Laparoscopic distal pancreatectomy has become a relatively standard operation and has been approached by a similar technique by multiple groups since its original description. Generally, four or five trocars are used to gain entrance to the abdominal cavity, but three-trocar LPD has been described. A “clockwise” technique results in an efficient, reliable, and uniform approach for removing the vast majority of lesions that are located to the left of the neck of the pancreas (Asbun & Stauffer, 2011). The technique begins with the positioning of the patient in a modified right lateral decubitus position. The degree of lateral positioning depends on the patient’s body habitus and the location of the lesion, as well as the tilting capabilities of the operative bed. The use of gravity assisted retraction with the patient in a reverse Trendelenburg position with the left flank elevated is a key component to successful exposure of the tail of the pancreas and the spleen. Four mid- to left-sided abdominal trocars are placed in a semicircle around the body and tail of the pancreas, including two 12 mm and two 5 mm trocars, and a five step clockwise method is used.
Step 1: Mobilization of the splenic flexure of the colon
and exposure of the pancreas
The first step is mobilization of the splenic flexure of the colon. The lateral attachments, splenocolic ligament, and gastrocolic ligament are succes-sively transected to allow access to the lesser sac. If the spleen is to be removed, the dissection proceeds cranially, and the short gastric vessels are transected up to the superior pole of the spleen. Sufficient mobilization of the colon allows for gravity-assisted retraction of the colon, and the stomach is completely freed from the anterior aspect of the body and tail of the pancreas. Infrequently, an additional trocar or tacking stitch is required to elevate the stomach to the anterior abdominal wall off the pancreas and out of the operative field.
Step 2: Dissection along the inferior edge of the pancreas
and choosing the site for pancreatic division
The second step is to identify the inferior border of the pancreas and create a window in the fibroadipose tissue plane between the retroperitoneum and the pancreas. This dissection is carried medially toward the lesion of interest. Intraoperative ultrasound is performed to clearly identify the lesion and the planned site of division of the pancreas.

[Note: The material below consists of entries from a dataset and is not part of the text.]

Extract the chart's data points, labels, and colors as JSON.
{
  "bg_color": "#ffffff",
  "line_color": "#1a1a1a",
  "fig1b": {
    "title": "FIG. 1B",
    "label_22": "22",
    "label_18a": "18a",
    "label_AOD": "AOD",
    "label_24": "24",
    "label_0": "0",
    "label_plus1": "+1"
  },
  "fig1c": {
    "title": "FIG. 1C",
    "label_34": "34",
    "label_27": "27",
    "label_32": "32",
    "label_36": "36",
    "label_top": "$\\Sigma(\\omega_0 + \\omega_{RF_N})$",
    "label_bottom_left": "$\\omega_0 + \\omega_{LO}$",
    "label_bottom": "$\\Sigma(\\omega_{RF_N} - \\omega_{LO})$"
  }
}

Step 3: Pancreatic parenchymal division and ligation
of the splenic vein and artery
The third step is pancreatic parenchymal division and ligation of the splenic artery and vein. After dissecting around the pancreas in 360 degrees, a Penrose drain or suture is placed around the proposed site of division of the pancreas and is used to elevate the pancreas from the retroperitoneum. A band passer instrument is helpful for this part of the procedure. For distal pancreatectomy, the splenic vessels will often be dissected, ligated, and divided en bloc with the parenchyma. For subtotal resections with division of the pancreas at the neck, the underlying superior mesenteric vein and splenic vein are dissected away from the posterior aspect of the pancreas, and the celiac trunk is identified individually and dissected free from the neck and proximal body of the pancreas. Parenchymal transection is performed with a linear stapling device by using a slow, gradual, and stepwise compression technique. Thick tissue staples (open staple height of approximately 4 mm) with staple line reinforcement is preferred for almost any pancreas consistency, and the stapler is gradually closed in a stepwise manner over the course of several minutes to allow for parenchymal compression. Parenchymal transection and splenic vessel division are done individually for subtotal pancreatectomy for lesions located between the gastroduodenal artery and the celiac trunk.
Step 4: Dissection along the superior edge of the pancreas
The fourth step is to sweep the pancreas inferiorly and anteriorly off the retroperitoneum toward the splenic hilum. A deeper dissection plane that includes Gerota fascia and the left adrenal gland may be chosen for malig-nancies that appear to have posterior invasion from the pancreas.
Step 5: Mobilization of the spleen and specimen removal
The fifth step is the mobilization of the spleen from its diaphragmatic and retroperitoneal attachments and placement of the specimen within a bag for exteriorization. Major complications were seen in less than 10% of patients, and both the conversion rate and the clinically significant pancreatic fistula (grade B/C) rate by using the gradual stepwise compression stapled technique was seen in fewer than 5%. Operative drains were rarely placed.
The minimally invasive approach to resection of the left-sided pancreas by distal or subtotal pancreatectomy has gained acceptance and been used with an increasing frequency worldwide during the past decade. Multiple systematic reviews have demonstrated the safety of LDP and its superiority versus open distal pancreatectomy (ODP) for selected outcomes, such as blood loss, transfusion rates, and hospital stays; it must be remembered, however, that all these studies are retrospective in nature and therefore severely limited by significant selection bias. All studies showed similar reoperation rates and mortality, but most found a lower overall morbidity for the laparoscopic approach. Some studies identified lower rates of specific complications, such as wound infection and even pancreatic fistula. Although oncologic clearance was similar, most studies have shown that ODP is often the surgery of choice for larger tumors.